Posted on Friday, July 24, 2015 at 9:00 am

Louisa County High School varsity football coach Mark Fischer has been declared cancer free by doctors after a second round of treatment  when his cancer returned in July 2014.

Louisa County football coach Mark Fischer had two stem cell transplants since April of 2015.

Louisa County High School’s football team left for Hampden-Sydney College on July 22 for a three-day camp in advance of the start of fall practice.

The Lions season opener is scheduled for Aug. 28 against Sherando, but coach Mark Fischer already received his first victory when he was declared cancer free for the second time in four years.

Dr.
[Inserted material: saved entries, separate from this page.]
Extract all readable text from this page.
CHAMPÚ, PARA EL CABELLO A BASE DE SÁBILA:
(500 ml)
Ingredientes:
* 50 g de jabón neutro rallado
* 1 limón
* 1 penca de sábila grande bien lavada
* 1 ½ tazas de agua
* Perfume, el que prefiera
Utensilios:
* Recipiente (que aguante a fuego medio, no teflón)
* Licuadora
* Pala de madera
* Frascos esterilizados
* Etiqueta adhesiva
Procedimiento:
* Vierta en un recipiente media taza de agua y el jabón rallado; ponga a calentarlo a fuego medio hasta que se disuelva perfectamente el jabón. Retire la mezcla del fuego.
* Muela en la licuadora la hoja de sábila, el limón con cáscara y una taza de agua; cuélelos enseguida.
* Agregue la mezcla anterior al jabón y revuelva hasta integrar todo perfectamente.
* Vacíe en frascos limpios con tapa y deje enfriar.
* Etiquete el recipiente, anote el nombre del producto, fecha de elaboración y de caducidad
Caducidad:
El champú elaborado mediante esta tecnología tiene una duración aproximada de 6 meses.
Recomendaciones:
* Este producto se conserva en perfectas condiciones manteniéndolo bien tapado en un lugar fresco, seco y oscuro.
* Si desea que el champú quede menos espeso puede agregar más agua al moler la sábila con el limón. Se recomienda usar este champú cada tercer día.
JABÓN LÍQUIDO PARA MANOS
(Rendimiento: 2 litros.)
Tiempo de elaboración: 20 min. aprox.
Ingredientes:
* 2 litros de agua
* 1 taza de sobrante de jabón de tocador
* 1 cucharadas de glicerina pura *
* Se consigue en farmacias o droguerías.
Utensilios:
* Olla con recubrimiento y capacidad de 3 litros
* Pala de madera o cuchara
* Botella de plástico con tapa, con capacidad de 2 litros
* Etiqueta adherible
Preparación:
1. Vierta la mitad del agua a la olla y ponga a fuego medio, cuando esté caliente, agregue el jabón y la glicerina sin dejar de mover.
Frits van Rhee, a hematologist at the University of Arkansas at Little Rock, broke the news to Fischer and his family on July 16 following several long days of tests after two stem cell transplants for multiple myeloma, a cancer of the bone marrow, earlier this year.

Fischer posted the news on Facebook on July 16 to let the entire community know.

“He declared me in full remission,” Fischer said.

The LCHS coach was first diagnosed with cancer on Sept. 21, 2012 while coaching at Saint James High in Myrtle Beach. After 10 months of chemotherapy treatment, doctors declared him in full remission in July 2013.

The cancer returned last July, less than a month before the start of fall practice. Fischer started treatment last October and guided the Lions to a 7-4 record and a 4A state playoff appearance.

He had the first of his two stem cell transplants on April 13 and has spent the last three months battling the disease the only way he knows how–head on.

The community continues to rally around the LCHS football coach.

“Everyone has been very supportive and positive throughout this whole process,” Fischer said.

He is cautiously optimistic after the doctors told him the news.

“This isn’t my first rodeo,” he said. “It was relief more than anything.”

Fischer will still have to continue a regime of chemotherapy treatments at the University of Virginia in Charlottesville to make sure the cancer doesn’t return.

“It’s more maintenance than anything,” he said. “I will also return to Arkansas, a lot, to test too.”

Fischer came home to Louisa County Saturday, just in time for the Lions to go to its annual summer camp at Hampden-Sydney College in Farmville.

“I was always going to camp,” Fischer said.